Imagination. The ability to picture what is not there. An alternative reality. A scenario that blossoms out of the brain, often eclipsing the reality all around. Just like Ron and Hermione and Harry have eclipsed the school-yard acquaintances of so many children. Or just like their school, Hogwarts, keeps eclipsing ordinary, “real” schools.
And what is real really? Only the provable school pals that you can demonstrate from dated photos in a box of attic keepsakes? Or the still-looming hulk of a building that you can point to, saying, “I once was lessoned there by a series of chalk-dusted and strict or lenient, normal or quirky, happy or cranky teachers? Are only those physical, demonstrable realities real?

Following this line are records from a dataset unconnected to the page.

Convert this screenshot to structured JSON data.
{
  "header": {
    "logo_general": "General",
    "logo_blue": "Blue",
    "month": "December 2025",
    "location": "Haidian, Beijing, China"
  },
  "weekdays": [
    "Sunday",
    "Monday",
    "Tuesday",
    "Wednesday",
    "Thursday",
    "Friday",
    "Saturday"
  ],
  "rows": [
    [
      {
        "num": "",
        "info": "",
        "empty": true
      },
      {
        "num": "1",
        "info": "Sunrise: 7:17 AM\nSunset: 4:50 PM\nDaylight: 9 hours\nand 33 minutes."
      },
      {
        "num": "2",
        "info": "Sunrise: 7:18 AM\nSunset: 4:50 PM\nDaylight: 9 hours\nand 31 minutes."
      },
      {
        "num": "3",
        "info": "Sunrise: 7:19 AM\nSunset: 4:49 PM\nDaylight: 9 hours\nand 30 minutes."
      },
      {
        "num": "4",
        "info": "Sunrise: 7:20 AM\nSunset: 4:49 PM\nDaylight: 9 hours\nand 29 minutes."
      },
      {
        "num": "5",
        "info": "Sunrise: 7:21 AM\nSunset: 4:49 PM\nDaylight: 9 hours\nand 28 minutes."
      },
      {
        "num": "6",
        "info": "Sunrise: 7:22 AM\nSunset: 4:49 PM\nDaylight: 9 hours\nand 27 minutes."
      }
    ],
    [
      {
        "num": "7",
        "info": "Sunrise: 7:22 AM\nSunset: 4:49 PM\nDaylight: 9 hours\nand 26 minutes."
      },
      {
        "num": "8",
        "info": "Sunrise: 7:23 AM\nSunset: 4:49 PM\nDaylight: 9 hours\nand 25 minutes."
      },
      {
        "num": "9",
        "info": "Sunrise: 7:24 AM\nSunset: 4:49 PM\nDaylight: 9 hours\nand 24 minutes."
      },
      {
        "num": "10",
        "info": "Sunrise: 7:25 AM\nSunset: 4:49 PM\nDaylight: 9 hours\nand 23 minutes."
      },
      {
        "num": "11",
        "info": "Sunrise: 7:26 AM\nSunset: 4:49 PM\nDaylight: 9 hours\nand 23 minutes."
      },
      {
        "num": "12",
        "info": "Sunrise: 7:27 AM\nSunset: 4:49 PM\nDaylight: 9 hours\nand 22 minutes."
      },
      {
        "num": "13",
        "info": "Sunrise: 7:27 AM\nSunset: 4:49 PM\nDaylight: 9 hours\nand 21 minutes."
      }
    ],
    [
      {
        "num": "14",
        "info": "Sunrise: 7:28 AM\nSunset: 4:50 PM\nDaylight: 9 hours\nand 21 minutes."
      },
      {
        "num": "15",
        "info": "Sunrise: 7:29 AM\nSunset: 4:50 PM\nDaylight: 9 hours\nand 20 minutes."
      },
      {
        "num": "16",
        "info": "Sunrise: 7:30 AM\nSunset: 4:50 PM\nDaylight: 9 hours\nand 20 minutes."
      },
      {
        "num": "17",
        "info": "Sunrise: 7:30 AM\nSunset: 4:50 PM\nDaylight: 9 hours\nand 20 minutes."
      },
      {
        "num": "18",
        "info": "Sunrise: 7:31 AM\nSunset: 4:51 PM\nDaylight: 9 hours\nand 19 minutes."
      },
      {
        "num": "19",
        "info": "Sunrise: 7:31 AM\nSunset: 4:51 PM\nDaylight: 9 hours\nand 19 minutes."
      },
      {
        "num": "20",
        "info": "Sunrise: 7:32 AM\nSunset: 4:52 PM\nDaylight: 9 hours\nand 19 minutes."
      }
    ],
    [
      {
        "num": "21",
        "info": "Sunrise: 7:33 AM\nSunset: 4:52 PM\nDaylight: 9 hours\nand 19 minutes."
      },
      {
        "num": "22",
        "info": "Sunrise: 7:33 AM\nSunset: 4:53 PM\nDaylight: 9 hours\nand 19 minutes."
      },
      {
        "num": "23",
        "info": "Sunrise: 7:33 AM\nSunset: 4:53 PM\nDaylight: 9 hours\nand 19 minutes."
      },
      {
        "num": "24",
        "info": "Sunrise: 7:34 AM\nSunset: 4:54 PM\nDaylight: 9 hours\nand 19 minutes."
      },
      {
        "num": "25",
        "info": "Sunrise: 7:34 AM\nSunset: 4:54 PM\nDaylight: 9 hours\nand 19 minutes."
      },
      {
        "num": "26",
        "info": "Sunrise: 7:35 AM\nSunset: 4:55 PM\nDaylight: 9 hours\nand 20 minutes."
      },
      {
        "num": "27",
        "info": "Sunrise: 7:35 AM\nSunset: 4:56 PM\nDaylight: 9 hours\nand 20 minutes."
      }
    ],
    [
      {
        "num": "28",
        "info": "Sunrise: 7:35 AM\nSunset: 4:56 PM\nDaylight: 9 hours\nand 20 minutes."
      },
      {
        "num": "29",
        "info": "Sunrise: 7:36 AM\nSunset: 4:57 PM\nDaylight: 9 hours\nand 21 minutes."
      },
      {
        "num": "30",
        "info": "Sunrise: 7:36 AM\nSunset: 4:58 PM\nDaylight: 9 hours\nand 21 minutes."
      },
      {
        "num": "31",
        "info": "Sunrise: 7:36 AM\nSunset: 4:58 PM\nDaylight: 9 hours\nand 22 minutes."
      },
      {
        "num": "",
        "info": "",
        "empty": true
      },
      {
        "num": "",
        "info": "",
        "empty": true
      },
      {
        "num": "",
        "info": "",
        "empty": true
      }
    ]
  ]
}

What about, instead, the private, emotionally charged memories that remain, shaped by our need to make sense of it all—refracted by the mind, bent, colored, skewed, yet mythically true? Memories which, by the way, are not that far removed from the purely invented scenarios of Hogwarts—since both exist only in the mind, where we go on imagining all the time, re-creating our version of what “actually” happened or dreaming up what we hope will “actually” occur.
How important for us to keep imagining like this. How important to let the mind do its playful thing—to let it roam, going beyond what the body is experiencing, not limited to the confines of what others impose or what we are afraid to risk, not constrained by the mundane clock-in-clock-out demands of conformity, not reduced to a cog in a wheel of the immense machine of duty, not straitjacketed by our skin or sex, not shackled to the ticking second hand of age.
In the mind’s eye we find not just facts but truth. We find what is meaningful and free. In the mind, even the plainest, most lonely child can have a rich life. In the mind, even the paralytic can run and dive, can fly.